After just a couple of quick and very painful sessions I felt relief for the first time in 2 years! The treatment involves alignment and scar tissue treatment and is very painful for the scar tissue part but you actually look forward to it because you know it is helping.
If you think you have exhausted all your options, please see Dr. Chris or find a similar doctor in your state. Make sure the doctor you see can actually treat tailbone pain and has experience because most chiropractors cannot. It only took a couple of months to go from real pain when sitting, to now only discomfort and maybe soreness. Don't give up! Email me if you have any questions
Please keep my advice in mind before you give up or before you resort to surgery. Before I started feeling relief I could barely sit anywhere. The #1 thing that brought me relief was working on SCAR TISSUE and adjustments. I believe it was Graston technique or a form of it, yes, in my coccyx area. The pain was severe but short and after only a couple of sessions, I felt relief. The work was done by a sports chiropractor who would also make an adjustment tractioning the coccyx, in a favorable direction I believe. Now sometimes if I feel any pain coming back, I work the area myself with my fingers. It's hurts a little but by massaging I'm breaking up any scar tissue and I feel relief as soon as the next day. Just don't go too low because I believe you need to stay near the muscles surrounding the coccyx.
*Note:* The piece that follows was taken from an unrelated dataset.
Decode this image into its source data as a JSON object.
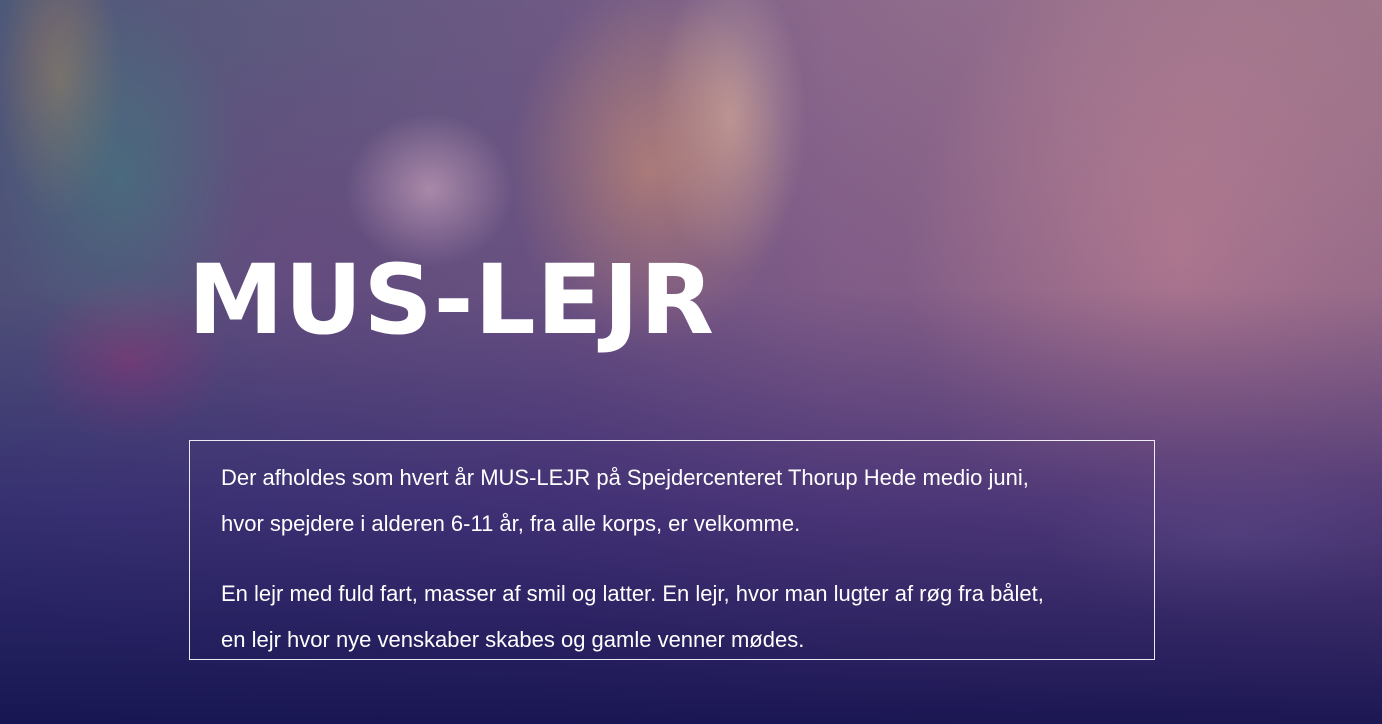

I also believe your gait can also contribute to your feet, knees, hips, and back being off balance and causing all kinds of problems/pain, maybe even coccyx discomfort. By gait, I mean the way you walk, your feet, over-pronation, flat feet, maybe one arch higher than the other, one leg longer than the other. Even your bed can be a contributor to your ailments. Having a bed that doesn't support your hip area anymore or that has a sagging area you may have not noticed. Or it simply doesn't keep your spine aligned while you sleep. Your bed should supply pressure relief and support. My coccyx pain and discomfort slowly developed over the course of a year and many doctors and even an MRI didn't help. The things I've listed above, I believe can help a lot of people.